Altıncısı: Bu bîçâre Said’dir. Herkesin arzu ettiği ve istediği ve ferahla kabul ettiği, şahsa karşı hürmet ve muhabbet ve sohbet, fakat Risâle-i Nur’a taalluk eden noktalar haricinde bana ağır geliyor, beni sıkıyor, müteessir oluyorum. Tahmin ediyorum ki, Risâle-i Nur’un yüksek hasiyetleri ve şâkirdlerinin şahs-ı ma’nevîsinin pek yüksek meziyetleri, şahsım gibi aczde fazla ileri giden bir âciz ve bîçârenin zaîf omuzuna o dağ gibi ma’nalar yüklense altında ezilir, sıkılır diye anladım. Bu âhirki iki mes’elede pek kısa kesmeye kâğıt mecbur etti. Nur, Gül, Lütfü’nün kahraman vârisleri, Mübârekler yüksek hey’eti ve Medrese-i Nuriye ve ma’sûmlar ve ümmi ihtiyârların her birisine binler selâm ediyoruz.

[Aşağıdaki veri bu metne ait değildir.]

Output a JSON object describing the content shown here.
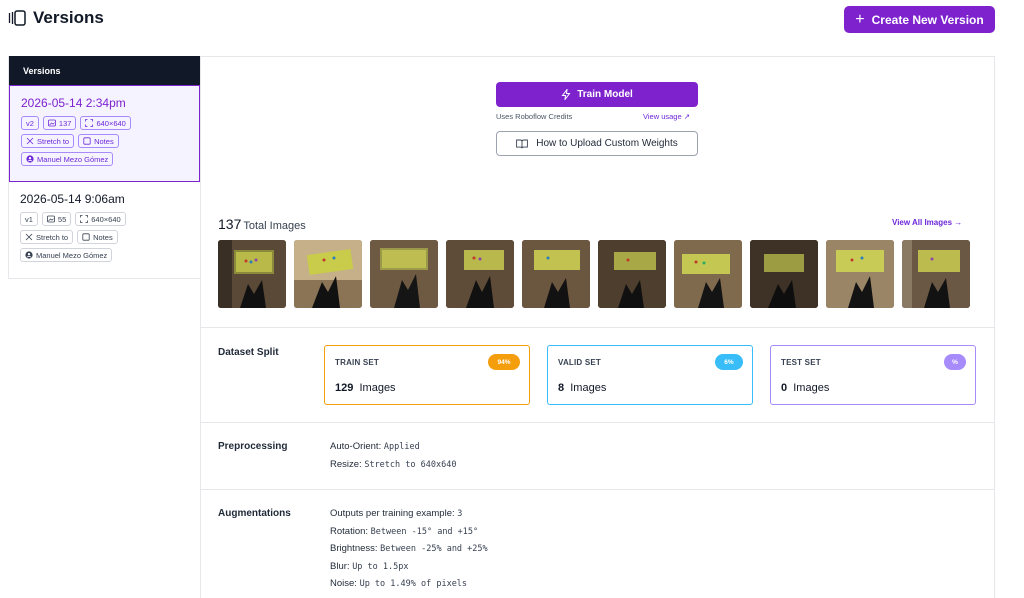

Duanıza muhtaç, size müştak kardeşiniz
Said Nursî
Aziz, Sıddık Kardeşlerim!
Bu yeni hâdise-i taarruziyeden müteessir olmayınız. Çünki mükerrer tecrübelerle, Risâle-i Nur inâyet altındadır. Hiçbir taife, şimdiye kadar böyle ehemmiyetli hizmette bizler kadar az meşakkatle kurtulan olmamış.
Hem geçen Ramazan’daki hastalığım ve Eskişehir’deki musîbetimiz gibi çok vakı’alarla zâhirî sıkıntılı meşakkatli hâlât altında Risâle-i Nur’un fâidesine olarak inkişâfâtı ve daha te’sirli fütûhatı görülmüş. İnşâallah, bu sıkıntılı hâdise dahi, münafıkların aks-i maksûduyla, Risâle-i Nur’un fütûhatını başka bir mecrada teshîle vesîle olur.
Beşinci Şuâ, yirmi beş sene evvel mesâili yazılan, yalnız bir-iki sahife tatbikat ilâve edilip Şuâlar’a giren Beşinci Şuâ ellerine geçmesi ehemiyetlidir. Fakat bunda da bir hikmet var. Belki onlara kendi mesleklerini bildirmek ve cehennem’e gidenin mâhîyetini bilmek için, fevkalâde iktidar haricinde bir kaza-i İlâhidir, diye Cenâb-ı Hakk’ın hikmetine ve inâyetine ve hıfzına itimad edip, merak etmeyiniz.